Try the same prediction, but this time just say you’re really really sure…

DENVER – The 2007 Atlantic hurricane season should be “very active,” with nine hurricanes and a good chance that at least one major hurricane will hit the U.S. coast, a top researcher said Tuesday.

Forecaster William Gray said he expects 17 named storms in all this year, five of them major hurricanes with sustained winds of 111 mph or greater. The probability of a major hurricane making landfall on the U.S. coast this year: 74 percent, compared with the average of 52 percent over the past century, he said.

I know I’ve heard this one before. I just know it… Where have I heard this before!?

Last year, Gray’s forecast and government forecasts were higher than what the Atlantic hurricane season produced.
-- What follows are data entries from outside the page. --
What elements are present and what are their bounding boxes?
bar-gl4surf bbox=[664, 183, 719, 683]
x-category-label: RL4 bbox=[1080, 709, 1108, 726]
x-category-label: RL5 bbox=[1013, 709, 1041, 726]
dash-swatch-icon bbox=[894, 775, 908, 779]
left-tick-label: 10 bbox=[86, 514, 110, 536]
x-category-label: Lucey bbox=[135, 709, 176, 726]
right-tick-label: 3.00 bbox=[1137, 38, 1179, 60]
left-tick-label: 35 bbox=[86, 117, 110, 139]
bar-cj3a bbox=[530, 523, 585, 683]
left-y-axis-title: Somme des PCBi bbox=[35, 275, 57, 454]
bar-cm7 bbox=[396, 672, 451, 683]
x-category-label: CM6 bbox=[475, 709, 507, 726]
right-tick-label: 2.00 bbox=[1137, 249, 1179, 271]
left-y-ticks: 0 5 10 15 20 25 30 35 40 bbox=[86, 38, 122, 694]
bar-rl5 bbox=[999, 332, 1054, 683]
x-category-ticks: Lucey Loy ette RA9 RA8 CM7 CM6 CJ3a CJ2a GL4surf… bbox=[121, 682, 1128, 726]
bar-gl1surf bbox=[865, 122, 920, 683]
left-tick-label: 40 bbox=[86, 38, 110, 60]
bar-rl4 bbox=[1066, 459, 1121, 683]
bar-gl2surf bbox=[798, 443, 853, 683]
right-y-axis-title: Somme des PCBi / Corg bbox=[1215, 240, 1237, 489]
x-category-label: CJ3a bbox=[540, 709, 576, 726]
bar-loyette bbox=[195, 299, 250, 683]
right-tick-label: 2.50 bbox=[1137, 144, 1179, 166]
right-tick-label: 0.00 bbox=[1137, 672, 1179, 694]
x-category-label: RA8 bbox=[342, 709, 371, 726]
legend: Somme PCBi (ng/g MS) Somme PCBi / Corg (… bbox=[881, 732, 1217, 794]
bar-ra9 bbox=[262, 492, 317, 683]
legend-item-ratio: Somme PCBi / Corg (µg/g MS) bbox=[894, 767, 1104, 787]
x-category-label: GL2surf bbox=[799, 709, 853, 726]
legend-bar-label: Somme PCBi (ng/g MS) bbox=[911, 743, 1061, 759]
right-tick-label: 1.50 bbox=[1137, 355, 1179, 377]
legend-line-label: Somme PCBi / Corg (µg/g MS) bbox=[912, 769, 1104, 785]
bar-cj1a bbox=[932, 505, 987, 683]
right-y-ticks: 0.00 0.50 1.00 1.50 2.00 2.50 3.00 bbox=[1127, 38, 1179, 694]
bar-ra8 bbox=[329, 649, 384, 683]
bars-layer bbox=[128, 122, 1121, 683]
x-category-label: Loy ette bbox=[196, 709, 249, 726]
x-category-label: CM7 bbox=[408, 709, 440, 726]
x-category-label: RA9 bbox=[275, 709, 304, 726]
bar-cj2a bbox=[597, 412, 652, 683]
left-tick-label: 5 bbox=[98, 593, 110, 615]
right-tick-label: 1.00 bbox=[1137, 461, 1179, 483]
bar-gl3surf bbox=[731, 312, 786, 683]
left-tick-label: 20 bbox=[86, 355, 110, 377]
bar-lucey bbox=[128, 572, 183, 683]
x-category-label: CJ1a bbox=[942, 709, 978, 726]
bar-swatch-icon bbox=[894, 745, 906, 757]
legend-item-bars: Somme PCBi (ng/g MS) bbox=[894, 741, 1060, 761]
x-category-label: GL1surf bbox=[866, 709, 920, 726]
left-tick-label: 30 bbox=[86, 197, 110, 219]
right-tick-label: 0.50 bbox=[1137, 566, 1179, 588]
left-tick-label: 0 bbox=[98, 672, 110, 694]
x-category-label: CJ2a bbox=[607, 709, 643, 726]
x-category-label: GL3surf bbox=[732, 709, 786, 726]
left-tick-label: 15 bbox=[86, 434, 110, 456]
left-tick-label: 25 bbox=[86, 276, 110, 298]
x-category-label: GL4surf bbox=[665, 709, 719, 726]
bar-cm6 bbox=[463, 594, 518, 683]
There were 10 named Atlantic storms in 2006 and five hurricanes, two of them major, in what was considered a “near normal” season. None of those hurricanes hit the U.S. Atlantic coast — only the 11th time that has occurred since 1945. The
National Hurricane Center in Miami originally reported nine storms, but upgraded one storm after a postseason review.

Wow. Not just wrong. SPECTACULARLY wrong.

Of course, as usual, there’s some excuse-making going on…

Gray’s research team at Colorado State University said an unexpected late El Nino contributed to the calmer season last year. El Nino — a warming in the Pacific Ocean — has far-reaching effects that include changing wind patterns in the eastern Atlantic, which can disrupt the formation of hurricanes there.

A weak to moderate El Nino occurred in December and January but dissipated rapidly, said Phil Klotzbach, a member of Gray’s team.

“Conditions this year are likely to be more conducive to hurricanes,” Klotzbach said Tuesday. In the absence of El Nino, “winds aren’t tearing the storm systems apart.”

Let’s face it. It’s about as possible to predict the weather as it is to predict what time you’re gonna take a crap. Most of the time you’re wrong, and either way you always end up full of shit.